While patent law protects both utility and design patents, the case at issue specifically focuses on damages for design patent infringement. Design patents protect a product’s appearance, shape, and configuration (i.e. the Coca-Cola bottle). Under 35 U.S.C. § 289, an infringer who “applies the patented design…to any article of manufacture for the purpose of sale…shall be liable to the owner to the extent of his total profit.”
This legal battle dates back to a lawsuit filed in 2011, when Apple claimed, inter alia, that Samsung’s Galaxy smartphone infringed on design patents protecting the iPhone’s rectangle design with rounded edges, raised bezel, and graphic interface featuring 16 icons (D618,677, D596,087, and D604,305). In 2012, the Northern District of California found in favor of Apple, awarding the iPhone creators over $1 billion in damages. After a retrial concerning only the damage award, the district court entered a $930 million judgment in favor of Apple, with nearly $400 million awarded for design patent infringement. The Federal Circuit maintained this damage calculation on appeal two years later. The lower courts, in short, concluded that the term “articles” in §289 points to the entire Samsung smartphone, even though the protected patents did not protect the entire phone design.

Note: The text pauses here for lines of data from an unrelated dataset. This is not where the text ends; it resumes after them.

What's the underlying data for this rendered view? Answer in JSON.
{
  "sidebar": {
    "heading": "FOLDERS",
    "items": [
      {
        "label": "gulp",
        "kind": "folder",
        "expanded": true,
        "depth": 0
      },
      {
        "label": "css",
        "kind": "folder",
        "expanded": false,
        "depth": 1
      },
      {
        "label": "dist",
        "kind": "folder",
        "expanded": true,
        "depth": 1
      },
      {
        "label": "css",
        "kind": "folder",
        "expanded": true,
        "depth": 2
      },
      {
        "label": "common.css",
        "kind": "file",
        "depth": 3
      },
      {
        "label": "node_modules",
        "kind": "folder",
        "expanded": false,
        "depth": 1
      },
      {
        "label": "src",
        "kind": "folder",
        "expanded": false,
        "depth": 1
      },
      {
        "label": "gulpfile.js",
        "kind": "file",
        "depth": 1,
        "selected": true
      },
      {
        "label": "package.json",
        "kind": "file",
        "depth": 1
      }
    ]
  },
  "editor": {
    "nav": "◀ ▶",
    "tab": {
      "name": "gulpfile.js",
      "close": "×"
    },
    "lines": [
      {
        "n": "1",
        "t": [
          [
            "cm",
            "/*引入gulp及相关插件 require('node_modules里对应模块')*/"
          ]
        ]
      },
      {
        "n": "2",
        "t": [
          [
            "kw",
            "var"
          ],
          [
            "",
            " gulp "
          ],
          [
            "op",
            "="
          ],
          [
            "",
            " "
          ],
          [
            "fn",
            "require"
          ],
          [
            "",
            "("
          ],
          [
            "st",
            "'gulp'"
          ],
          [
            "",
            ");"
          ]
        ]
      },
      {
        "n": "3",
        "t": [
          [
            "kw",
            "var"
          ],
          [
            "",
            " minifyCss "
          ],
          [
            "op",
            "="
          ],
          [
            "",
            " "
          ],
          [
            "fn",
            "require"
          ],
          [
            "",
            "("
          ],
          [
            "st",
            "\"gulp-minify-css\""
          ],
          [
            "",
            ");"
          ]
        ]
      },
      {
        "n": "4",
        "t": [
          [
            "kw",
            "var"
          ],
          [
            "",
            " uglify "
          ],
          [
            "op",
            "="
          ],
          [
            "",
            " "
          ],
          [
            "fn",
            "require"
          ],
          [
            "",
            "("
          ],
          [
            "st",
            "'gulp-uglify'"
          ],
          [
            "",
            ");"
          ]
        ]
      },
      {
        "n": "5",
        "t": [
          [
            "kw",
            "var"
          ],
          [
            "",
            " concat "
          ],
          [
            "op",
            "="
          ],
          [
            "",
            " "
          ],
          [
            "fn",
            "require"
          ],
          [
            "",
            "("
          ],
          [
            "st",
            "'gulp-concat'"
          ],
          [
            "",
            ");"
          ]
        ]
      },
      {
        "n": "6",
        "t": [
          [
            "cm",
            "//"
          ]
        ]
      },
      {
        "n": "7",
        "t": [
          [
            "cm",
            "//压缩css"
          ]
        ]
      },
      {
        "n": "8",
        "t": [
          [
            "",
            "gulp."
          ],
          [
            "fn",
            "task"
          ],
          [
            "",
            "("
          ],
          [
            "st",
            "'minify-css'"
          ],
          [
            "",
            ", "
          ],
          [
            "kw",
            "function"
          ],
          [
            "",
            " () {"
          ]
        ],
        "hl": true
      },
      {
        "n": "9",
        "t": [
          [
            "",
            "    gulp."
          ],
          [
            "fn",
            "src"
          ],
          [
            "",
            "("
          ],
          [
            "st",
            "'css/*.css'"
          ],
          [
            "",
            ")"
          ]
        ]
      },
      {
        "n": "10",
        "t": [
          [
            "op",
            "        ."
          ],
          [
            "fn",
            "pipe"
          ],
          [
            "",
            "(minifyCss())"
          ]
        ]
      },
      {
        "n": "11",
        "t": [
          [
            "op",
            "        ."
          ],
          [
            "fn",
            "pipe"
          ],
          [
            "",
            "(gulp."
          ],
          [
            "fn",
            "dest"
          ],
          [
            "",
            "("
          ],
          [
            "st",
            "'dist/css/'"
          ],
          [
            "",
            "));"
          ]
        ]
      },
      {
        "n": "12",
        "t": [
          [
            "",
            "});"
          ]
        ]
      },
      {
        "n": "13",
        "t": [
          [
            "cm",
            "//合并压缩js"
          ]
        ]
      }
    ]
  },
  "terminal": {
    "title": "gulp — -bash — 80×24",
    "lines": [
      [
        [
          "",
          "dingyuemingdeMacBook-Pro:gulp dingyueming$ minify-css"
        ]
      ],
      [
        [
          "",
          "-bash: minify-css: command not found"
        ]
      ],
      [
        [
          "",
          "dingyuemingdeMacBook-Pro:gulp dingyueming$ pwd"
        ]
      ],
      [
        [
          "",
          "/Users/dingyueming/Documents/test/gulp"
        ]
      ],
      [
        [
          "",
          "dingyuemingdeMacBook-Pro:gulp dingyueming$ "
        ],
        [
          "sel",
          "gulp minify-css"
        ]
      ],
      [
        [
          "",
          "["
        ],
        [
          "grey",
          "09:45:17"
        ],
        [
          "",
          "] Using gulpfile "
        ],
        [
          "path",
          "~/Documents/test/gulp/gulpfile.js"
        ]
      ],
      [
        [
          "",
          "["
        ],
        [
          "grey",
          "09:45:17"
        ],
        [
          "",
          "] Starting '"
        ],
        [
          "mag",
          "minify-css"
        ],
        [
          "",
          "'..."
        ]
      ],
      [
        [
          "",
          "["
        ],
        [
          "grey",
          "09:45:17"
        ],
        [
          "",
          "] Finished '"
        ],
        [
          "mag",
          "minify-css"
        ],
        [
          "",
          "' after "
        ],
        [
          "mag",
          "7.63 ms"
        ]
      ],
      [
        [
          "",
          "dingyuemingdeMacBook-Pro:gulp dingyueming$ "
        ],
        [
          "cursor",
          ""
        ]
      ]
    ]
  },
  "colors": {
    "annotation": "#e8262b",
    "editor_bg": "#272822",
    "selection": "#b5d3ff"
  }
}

Samsung contended that the lower courts’ interpretation of “total profits” is unreasonable in the context of smartphones, because the smartphone was likely purchased by consumers for reasons unconnected to the infringed design. Setting a dangerous precedent, a miniscule infringement unrelated to the overall profits would trigger unjust enrichment by the protected party. Samsung, along with amici curiae from Dell, Facebook, and Google, noted that this interpretation would hamper technological innovation, and urged the Supreme Court to reverse the verdict so that a lower court could determine the actual profit derived from the design patents.
Apple instead argued that the overall success of the iPhone is directly attributable to the billions of dollars spent on its design, and that Samsung directly copied the iPhone’s design to get itself out of a financial slump. Backed by amici briefs from dozens of leading design professionals, Apple contends that it is impossible to determine an apportioned figure in the modern word, and this plain–language interpretation would curb any copycat products. While “articles of manufacture” may mean specific features of the product—Apple concedes—Samsung failed to prove it in this case. Lastly, Attorney Seth Waxman for Apple points to the House Report of 1887, which specifically removed a damage apportionment requirement, for the reason that “it is the design that sells the article.”
In sum, the Court generally seemed unimpressed with both sides’ methods to resolve the issue. “It seems to me that neither side gives us an instruction to work with,” noted Justice Kennedy. It is likely, however, that the Court will follow a recent trend in IP cases in rejecting bright-line rules created by the Federal Circuit in favor of a multi-factor balancing test. If this was the case, the court would interpret “article of manufacture” synonymous with the product itself in some instances, and the discrete profit–generating element in others, depending on the nature of the infringement.
For now, it looks like the Court is putting this case on airplane mode, since their decision is expected by June 2017.